Abstract 12273: Circulating Monocyte Mitochondrial Function Reflects Myocardial Oxidative Metabolism in Humans With Heart Failure
Vandana Revathi Venkateswaran, Otto Muzik, Ramesh C Gupta, Ruicong She, Vinita S Gupta, Kristina Castle, L. Keoki Williams, Hani N Sabbah, David E Lanfear- Physiology (medical)
- Cardiology and Cardiovascular Medicine
Introduction: We previously showed that mitochondrial function in circulating monocytes is abnormal in humans with heart failure (HF) compared to normal controls, and that it correlates to cardiomyocyte mitochondrial function in dogs with HF. But, there is no data in humans supporting a relationship between monocyte mitochondrial function and cardiac energy metabolism.
Hypothesis: To test the association of circulating monocyte mitochondrial function metrics with myocardial energy metabolism in patients with HF and reduced left ventricular (LV) ejection fraction (HFrEF) quantified using C 11 acetate PET imaging.

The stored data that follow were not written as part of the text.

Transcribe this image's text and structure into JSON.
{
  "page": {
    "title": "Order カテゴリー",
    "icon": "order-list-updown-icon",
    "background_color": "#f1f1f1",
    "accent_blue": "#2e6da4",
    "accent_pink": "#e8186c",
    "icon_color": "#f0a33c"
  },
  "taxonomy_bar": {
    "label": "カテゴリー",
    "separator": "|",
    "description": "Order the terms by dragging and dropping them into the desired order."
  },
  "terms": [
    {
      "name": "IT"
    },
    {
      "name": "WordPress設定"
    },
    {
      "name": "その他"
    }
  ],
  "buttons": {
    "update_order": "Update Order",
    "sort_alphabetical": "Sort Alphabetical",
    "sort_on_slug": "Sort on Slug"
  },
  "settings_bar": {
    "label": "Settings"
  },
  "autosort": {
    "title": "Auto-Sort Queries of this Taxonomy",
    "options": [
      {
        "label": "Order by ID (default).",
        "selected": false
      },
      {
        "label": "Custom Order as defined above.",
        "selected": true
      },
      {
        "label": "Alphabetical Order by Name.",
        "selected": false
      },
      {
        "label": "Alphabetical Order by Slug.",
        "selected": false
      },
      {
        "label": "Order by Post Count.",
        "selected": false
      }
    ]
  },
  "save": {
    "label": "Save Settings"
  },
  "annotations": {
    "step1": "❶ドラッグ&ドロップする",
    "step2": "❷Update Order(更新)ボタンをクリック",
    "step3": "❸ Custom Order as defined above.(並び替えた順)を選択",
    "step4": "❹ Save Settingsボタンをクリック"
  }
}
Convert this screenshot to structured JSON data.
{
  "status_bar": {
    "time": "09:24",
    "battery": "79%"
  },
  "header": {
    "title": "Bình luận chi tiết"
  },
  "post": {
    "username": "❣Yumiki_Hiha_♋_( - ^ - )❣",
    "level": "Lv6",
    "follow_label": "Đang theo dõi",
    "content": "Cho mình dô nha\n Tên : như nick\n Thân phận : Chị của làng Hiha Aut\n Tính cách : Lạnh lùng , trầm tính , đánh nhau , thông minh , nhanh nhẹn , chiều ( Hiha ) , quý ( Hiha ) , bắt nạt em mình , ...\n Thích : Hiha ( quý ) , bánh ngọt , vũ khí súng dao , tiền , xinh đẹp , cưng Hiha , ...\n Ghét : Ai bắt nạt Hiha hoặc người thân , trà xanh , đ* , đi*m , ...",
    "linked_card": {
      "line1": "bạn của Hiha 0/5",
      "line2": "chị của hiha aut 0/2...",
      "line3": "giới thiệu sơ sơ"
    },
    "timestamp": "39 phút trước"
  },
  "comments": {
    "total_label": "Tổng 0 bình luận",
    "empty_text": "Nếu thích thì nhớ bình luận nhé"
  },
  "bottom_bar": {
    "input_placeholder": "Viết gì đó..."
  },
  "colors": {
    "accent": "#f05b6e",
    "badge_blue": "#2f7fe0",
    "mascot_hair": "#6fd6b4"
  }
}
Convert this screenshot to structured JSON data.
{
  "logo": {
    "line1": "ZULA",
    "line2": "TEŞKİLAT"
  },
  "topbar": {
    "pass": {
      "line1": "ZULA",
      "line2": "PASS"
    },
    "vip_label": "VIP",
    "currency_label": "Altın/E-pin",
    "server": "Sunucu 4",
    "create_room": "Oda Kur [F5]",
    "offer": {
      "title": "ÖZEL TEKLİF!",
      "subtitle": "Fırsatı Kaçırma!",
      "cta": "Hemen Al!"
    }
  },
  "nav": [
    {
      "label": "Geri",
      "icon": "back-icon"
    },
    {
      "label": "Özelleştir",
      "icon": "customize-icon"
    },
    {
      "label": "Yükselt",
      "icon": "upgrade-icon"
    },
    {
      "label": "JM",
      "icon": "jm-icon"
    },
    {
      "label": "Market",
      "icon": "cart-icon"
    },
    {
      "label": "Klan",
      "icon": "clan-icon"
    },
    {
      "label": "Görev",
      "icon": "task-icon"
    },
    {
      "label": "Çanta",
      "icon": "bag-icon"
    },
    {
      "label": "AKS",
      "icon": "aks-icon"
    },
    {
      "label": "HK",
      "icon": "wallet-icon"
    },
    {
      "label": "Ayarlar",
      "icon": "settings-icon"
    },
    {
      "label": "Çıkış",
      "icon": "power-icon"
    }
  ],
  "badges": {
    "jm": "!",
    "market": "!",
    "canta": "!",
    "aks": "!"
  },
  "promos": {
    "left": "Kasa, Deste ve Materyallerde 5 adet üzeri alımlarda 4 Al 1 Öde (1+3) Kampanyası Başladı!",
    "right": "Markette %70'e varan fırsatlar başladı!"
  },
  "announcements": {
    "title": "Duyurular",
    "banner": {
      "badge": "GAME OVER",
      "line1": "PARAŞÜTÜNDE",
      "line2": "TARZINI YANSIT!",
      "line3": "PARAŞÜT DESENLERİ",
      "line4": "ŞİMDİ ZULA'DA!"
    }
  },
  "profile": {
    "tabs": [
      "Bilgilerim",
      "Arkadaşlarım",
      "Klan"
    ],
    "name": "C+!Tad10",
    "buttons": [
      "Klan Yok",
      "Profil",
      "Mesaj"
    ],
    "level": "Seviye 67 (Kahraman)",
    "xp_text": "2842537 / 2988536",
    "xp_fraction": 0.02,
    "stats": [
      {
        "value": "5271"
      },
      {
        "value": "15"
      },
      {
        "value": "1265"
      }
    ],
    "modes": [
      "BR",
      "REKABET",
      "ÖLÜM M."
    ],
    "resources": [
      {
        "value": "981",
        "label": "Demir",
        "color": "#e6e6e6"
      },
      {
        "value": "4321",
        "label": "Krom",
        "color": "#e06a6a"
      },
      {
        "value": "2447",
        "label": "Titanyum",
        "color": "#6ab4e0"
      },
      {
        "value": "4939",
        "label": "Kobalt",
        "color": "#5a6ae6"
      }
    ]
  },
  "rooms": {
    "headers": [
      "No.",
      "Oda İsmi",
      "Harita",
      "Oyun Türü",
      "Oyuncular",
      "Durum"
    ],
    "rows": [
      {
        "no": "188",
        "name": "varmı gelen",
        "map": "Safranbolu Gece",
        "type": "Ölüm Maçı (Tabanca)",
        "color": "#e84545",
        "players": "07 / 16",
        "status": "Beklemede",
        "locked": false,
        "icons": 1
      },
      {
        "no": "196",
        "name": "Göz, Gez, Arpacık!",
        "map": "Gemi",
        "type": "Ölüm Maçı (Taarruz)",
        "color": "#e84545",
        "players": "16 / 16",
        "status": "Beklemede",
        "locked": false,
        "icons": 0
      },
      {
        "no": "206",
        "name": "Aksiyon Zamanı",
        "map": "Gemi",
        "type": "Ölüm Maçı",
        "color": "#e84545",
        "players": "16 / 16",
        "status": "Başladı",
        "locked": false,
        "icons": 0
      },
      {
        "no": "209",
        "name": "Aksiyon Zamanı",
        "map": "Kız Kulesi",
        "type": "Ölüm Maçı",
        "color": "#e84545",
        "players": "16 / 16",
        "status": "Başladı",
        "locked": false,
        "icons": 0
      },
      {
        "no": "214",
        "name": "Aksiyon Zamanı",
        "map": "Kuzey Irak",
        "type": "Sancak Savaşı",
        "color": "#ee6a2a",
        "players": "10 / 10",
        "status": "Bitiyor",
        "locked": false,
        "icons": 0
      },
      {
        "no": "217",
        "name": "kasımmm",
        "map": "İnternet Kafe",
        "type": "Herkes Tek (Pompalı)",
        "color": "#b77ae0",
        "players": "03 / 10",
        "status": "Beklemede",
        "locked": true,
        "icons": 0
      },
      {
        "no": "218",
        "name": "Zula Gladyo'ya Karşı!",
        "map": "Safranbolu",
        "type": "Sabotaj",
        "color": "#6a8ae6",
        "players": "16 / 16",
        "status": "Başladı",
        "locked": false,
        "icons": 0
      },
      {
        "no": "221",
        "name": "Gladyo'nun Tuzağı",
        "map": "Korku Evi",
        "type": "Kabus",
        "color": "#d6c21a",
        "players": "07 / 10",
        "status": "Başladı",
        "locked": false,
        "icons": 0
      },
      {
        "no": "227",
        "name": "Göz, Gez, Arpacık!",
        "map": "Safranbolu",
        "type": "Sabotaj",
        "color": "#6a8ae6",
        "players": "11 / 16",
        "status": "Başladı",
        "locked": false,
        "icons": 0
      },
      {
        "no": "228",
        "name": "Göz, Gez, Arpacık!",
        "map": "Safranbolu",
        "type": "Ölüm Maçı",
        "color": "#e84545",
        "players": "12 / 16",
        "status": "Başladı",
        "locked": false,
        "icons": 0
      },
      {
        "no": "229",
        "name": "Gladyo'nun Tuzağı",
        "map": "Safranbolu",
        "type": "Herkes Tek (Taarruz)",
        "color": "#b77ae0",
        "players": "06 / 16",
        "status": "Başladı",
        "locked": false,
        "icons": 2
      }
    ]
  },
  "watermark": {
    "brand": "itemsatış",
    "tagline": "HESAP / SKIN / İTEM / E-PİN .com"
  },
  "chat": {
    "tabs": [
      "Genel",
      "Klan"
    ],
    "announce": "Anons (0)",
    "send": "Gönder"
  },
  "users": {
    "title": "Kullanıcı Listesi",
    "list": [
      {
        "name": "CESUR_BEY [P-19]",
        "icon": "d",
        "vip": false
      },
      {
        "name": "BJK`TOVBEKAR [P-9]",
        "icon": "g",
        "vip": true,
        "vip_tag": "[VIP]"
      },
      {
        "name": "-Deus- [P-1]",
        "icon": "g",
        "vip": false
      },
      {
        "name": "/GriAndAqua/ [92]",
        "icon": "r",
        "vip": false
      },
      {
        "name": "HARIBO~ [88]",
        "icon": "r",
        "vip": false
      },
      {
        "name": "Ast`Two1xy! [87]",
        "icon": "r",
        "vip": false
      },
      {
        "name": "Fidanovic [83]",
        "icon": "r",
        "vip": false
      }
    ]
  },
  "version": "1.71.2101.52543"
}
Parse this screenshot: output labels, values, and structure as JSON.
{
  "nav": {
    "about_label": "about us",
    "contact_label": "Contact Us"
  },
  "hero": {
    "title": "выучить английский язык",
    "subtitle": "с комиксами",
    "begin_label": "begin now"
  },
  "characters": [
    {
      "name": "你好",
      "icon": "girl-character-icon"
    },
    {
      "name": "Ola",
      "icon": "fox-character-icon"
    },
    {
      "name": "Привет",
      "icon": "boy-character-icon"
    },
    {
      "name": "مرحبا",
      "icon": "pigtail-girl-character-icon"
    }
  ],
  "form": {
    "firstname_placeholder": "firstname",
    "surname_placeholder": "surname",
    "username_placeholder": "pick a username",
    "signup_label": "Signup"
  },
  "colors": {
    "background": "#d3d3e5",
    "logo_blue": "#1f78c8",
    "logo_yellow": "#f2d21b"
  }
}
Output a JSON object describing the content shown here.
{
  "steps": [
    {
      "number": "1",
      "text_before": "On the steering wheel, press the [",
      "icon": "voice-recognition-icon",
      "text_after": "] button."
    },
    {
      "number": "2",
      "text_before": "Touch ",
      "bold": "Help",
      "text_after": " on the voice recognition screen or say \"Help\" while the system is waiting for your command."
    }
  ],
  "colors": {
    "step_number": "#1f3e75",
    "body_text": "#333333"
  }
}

Methods: We studied 10 patients with stable HFrEF that underwent the PET imaging. Region of interest analysis was used to yield time-activity curves that represent multiple LV myocardial regions. The early phase of tracer washout curves were fitted mono-exponentially to obtain the constant Kmono (a measure of oxidative metabolism). Peripheral blood monocytes were isolated and mitochondrial function was quantified using SEAHORSE. We tested the correlation of mitochondrial metrics with Kmono, adjusted for mechanical energetic output of the heart (calculated as stroke volume index*mean BP*heartrate).
Results: Among the 10 patients (aged 57-74), 3 were women, 4 self-identified as Black, and 4 had ischemic etiology. Mean EF was 35% (range 18-45%), mean systolic BP was 126 (range 100-147), and mean Kmono was 0.054 (range 0.038-0.102). Results are summarized in the table. After accounting for variation in mechanical cardiac work, we found significant positive correlations of each mitochondrial metric with Kmono.
Conclusions: We find that mitochondrial function in circulating blood monocytes may be a biomarker of cardiac oxidative metabolism and cardiomyocyte mitochondrial function. If validated as a non-invasive measure of cardiac energetics, this could accelerate research in cardiac energy deprivation and its relationship to HF progression.